Americans in Paris at National Gallery
Tuesday, 29 November 2005 09:58
LONDON, ENGLAND.-The National Gallery will present Americans in Paris . Paris was the centre of the art world in the 19th century and a magnet for American art students and artists, particularly after the 1860s. For the first time in Britain the National Gallery exhibition 'Americans in Paris' will look at why these artists were drawn to the city, what they found there, how they responded to it and what they retained of their experience. American artists studied both privately and at the Ecole des Beaux Arts, and longed to show their work at the annual Paris Salon. They watched the unfolding of Impressionism with fascination, and sometimes with horror. Even American artists who chose not to study in Paris, or visited the city only briefly, sought affirmation for their work there, finally making Impressionism an American style. 'Americans in Paris' includes works by high-profile artists such as James McNeill Whistler and John Singer Sargent alongside artists who will be less familiar to British audiences. Whistler's paintings will be among the highlights of the exhibition. His celebrated portrait of his mistress, 'White Girl' (1862, National Gallery of Art, Washington), hugely controversial when first shown at the notorious Salon des Refusés of 1863, will be shown in the same room as his portrait of his mother, 'Arrangement in Grey and Black No. 1' (1871, Musée d'Orsay, Paris).

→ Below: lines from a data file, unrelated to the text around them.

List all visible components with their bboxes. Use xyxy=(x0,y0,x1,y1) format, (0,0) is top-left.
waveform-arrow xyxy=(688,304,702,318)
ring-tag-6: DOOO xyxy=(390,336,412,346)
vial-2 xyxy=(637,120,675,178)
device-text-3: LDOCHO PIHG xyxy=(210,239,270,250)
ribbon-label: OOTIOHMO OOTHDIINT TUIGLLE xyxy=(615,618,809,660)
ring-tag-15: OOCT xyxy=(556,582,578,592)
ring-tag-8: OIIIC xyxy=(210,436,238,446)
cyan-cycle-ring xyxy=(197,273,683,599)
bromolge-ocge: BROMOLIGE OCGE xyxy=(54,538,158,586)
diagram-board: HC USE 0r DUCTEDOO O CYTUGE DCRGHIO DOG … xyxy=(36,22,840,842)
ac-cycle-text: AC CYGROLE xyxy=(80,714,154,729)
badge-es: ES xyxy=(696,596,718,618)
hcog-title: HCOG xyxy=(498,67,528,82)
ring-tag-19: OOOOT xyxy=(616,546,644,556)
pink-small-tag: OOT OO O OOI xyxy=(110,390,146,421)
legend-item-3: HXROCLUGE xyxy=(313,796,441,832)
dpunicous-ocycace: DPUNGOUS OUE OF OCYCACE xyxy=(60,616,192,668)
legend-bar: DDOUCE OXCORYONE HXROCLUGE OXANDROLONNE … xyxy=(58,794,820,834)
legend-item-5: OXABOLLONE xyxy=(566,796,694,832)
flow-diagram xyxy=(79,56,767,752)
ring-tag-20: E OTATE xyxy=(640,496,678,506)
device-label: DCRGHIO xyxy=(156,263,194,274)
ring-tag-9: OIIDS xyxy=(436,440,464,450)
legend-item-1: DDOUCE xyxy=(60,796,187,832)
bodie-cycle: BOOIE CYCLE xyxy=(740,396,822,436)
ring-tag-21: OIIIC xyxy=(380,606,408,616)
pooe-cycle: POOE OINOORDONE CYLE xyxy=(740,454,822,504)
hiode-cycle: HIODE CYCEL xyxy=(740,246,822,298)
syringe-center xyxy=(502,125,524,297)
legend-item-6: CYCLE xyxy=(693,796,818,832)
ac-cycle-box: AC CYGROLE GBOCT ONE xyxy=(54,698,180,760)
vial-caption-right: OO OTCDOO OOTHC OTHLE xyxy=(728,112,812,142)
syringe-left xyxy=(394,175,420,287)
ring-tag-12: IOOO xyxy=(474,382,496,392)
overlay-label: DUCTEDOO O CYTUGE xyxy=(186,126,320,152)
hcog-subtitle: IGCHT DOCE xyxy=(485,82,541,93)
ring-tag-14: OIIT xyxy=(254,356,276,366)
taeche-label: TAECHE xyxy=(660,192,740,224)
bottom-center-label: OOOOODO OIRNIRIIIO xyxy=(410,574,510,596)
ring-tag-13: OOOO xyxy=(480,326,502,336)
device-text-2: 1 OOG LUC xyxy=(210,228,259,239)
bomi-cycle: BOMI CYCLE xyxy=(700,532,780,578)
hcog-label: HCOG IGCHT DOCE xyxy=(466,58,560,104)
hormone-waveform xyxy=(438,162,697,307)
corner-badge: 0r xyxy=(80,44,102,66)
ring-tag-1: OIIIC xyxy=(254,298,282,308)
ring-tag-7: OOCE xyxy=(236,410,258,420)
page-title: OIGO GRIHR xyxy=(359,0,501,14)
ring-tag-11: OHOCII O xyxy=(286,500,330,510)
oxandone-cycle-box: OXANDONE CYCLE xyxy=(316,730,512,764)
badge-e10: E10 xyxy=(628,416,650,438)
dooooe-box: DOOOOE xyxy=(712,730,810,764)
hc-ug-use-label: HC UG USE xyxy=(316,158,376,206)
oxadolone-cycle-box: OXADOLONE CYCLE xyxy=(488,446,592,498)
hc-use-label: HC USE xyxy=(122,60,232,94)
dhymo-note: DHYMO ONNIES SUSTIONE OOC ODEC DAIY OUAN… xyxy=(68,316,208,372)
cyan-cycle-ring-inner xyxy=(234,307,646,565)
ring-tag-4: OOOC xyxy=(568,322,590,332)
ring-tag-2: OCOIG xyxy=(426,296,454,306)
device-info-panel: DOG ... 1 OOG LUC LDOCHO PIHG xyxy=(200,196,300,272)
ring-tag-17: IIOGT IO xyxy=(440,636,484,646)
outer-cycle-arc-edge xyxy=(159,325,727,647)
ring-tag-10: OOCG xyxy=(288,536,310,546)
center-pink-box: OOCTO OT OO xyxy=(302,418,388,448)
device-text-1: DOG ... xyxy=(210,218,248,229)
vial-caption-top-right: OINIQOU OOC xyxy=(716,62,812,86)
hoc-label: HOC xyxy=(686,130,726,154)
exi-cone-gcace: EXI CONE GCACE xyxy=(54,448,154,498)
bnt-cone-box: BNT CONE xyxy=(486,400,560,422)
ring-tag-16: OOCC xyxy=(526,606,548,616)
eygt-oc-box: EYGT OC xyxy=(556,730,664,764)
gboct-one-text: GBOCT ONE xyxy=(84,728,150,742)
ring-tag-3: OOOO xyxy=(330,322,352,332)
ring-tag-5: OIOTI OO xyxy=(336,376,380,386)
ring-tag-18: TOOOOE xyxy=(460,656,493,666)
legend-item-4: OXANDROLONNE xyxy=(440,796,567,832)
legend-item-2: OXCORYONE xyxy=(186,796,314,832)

The selection of works by John Singer Sargent includes the painting that helped make him a sensation in Paris, 'Portrait of Madame X' (1883-84, Metropolitan Museum of Art, New York). A star wherever she appears, the portrait of Louisiana-born Virginie Gautreau will be shown with another remarkable portrait by Sargent, 'The Daughters of Edward Darley Boit' (1882, Museum of Fine Art, Boston). Rarely lent, this huge painting of the four daughters of fellow American painter Edward Darley Boit in the sumptuous entrance hall of their Paris apartment. Perhaps a third of American art students in Paris at this time were women, and 'Americans in Paris' includes work by several of them. Among them are the Bostonian Ellen Day Hale; Elizabeth Jane Gardner, the first American woman to win a medal at the Paris Salon; the Philadelphian Cecilia Beaux; and Mary Cassatt, the only American to show with the French Impressionists. Cassatt is very well represented, with paintings of her family and her favorite mother and child theme, as well as wonderful views of women at the theatre. This is the first time a group of her paintings has been assembled in Britain, allowing audiences to see why she was held in such high esteem by her fellow Impressionists.